Few, not even Ed Balls, will have envied the Chancellor’s position at the despatch box today.
Britain faces its worst economic crisis since the 1930s. With rising public debt and unemployment, coupled with declining manufacturing and interest rates, Alistair Darling, in characteristically sanguine mood, had already warned that 2009 would be ‘a difficult year’.
With his limited room for manoeuvre, Darling’s challenge was to set out a path for economic recovery in the medium term and plant the seeds of those elusive green shoots.
But today’s budget was about more than balancing the books. It was also pivotal politically. Today’s budget could be the last before the election is announced, and follows hard on the complex array of outcomes from the G20 (not to mention Smeargate). The inhabitants of Numbers 10 and 11 (and the War Room in Number 12) will be hoping that it provides a much needed boost to Labour’s ailing fortunes in the polls.

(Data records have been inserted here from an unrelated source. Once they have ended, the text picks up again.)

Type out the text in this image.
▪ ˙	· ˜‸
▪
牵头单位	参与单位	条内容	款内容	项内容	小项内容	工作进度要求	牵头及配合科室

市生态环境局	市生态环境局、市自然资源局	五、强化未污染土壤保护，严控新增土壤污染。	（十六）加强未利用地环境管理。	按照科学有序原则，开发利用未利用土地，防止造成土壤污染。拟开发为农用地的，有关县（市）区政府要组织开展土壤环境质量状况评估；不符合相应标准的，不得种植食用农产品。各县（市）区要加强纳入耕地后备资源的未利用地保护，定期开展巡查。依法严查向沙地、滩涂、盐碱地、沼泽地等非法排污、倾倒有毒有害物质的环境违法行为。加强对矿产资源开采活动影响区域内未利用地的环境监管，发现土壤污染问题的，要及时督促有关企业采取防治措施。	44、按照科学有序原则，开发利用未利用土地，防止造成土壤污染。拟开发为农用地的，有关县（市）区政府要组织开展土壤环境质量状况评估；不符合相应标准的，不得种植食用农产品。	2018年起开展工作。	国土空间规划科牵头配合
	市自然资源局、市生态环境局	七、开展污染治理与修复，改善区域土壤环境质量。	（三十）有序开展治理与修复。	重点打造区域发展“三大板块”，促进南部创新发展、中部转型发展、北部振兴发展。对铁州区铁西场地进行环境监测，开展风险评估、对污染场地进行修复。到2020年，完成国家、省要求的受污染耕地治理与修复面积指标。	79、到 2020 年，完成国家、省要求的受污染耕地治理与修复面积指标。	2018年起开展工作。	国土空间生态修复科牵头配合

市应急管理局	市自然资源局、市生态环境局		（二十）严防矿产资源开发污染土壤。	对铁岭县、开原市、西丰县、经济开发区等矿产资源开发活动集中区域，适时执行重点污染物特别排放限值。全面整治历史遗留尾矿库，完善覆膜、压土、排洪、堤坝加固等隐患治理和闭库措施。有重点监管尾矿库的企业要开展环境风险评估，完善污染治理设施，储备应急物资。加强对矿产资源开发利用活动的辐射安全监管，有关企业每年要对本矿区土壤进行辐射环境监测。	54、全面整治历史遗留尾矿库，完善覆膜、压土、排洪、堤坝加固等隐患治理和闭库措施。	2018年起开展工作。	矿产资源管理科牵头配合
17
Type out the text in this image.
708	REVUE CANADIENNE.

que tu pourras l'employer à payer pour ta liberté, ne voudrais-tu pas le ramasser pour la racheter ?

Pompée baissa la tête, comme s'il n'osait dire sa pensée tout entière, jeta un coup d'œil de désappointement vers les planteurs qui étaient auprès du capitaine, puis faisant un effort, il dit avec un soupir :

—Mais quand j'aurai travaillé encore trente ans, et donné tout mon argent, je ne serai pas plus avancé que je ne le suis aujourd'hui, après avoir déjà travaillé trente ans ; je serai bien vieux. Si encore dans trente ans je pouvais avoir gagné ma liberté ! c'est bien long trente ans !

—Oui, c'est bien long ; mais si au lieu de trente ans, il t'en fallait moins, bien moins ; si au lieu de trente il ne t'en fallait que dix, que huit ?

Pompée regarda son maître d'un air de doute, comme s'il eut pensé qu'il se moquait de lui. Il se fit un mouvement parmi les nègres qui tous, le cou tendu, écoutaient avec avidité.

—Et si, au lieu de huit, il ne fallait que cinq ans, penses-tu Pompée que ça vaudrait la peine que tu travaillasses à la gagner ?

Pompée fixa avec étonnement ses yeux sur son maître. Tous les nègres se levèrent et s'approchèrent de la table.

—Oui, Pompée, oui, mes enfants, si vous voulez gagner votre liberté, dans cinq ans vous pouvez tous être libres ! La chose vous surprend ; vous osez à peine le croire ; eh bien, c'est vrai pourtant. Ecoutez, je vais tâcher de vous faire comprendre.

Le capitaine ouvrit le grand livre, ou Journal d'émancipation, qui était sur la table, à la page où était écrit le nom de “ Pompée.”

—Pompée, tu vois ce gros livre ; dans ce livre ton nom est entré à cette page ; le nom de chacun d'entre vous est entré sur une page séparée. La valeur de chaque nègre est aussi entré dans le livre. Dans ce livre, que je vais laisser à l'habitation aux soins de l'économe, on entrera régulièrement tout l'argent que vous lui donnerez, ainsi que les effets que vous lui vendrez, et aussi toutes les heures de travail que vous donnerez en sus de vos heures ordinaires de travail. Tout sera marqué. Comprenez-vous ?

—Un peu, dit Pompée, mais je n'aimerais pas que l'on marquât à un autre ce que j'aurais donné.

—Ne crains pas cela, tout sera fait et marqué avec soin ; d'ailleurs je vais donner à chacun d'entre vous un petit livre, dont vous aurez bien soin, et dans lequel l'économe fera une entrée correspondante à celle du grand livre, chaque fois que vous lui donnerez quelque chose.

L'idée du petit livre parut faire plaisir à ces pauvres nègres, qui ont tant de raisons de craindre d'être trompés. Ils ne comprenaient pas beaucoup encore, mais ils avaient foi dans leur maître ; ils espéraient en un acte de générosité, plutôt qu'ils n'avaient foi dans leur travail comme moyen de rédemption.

The bad news, as is often the case, had been trailed beforehand. Public borrowing is set to rise to above £170bn and GDP to contract by up to 3.5% this year. The good news, or less bad news, was that whilst this will be the deepest and longest down-turn in living memory the economy will see the beginnings of a recovery in 2010 with a low level of growth at 1.25%.
Such economic constraints overshadowed the Budget and gave Darling little wriggle-room today. Yet, he still managed some populist giveaways.
Perhaps seeking to appeal to the more traditional labour vote this was touted as a ‘budget for jobs’ and a raft of measures were set out to boost employment. For those on low incomes, the out of work and pensioners there were promises of increased tax credits and benefits. The hike in the top rate of income tax will have also helped here.
For business and ‘middle England’ there were also goodies, with a package of measures to help businesses and a series of measures to support the ailing property market and to attract those all important first time buyers. The Chancellor also took steps towards setting out Labour’s green credentials, long eclipsed (in media terms at least) by those of the Conservatives, with proposals for a more eco-friendly post recessionary world.
In this uncertain economic and political climate, this was a cautious budget from a cautious man, seeking not to rock the economic boat but tentatively to turn the political tide. Whether it will be enough to restore economic stability or to revive the fortunes of Darling’s old friends Brown and Prudence, only time will tell.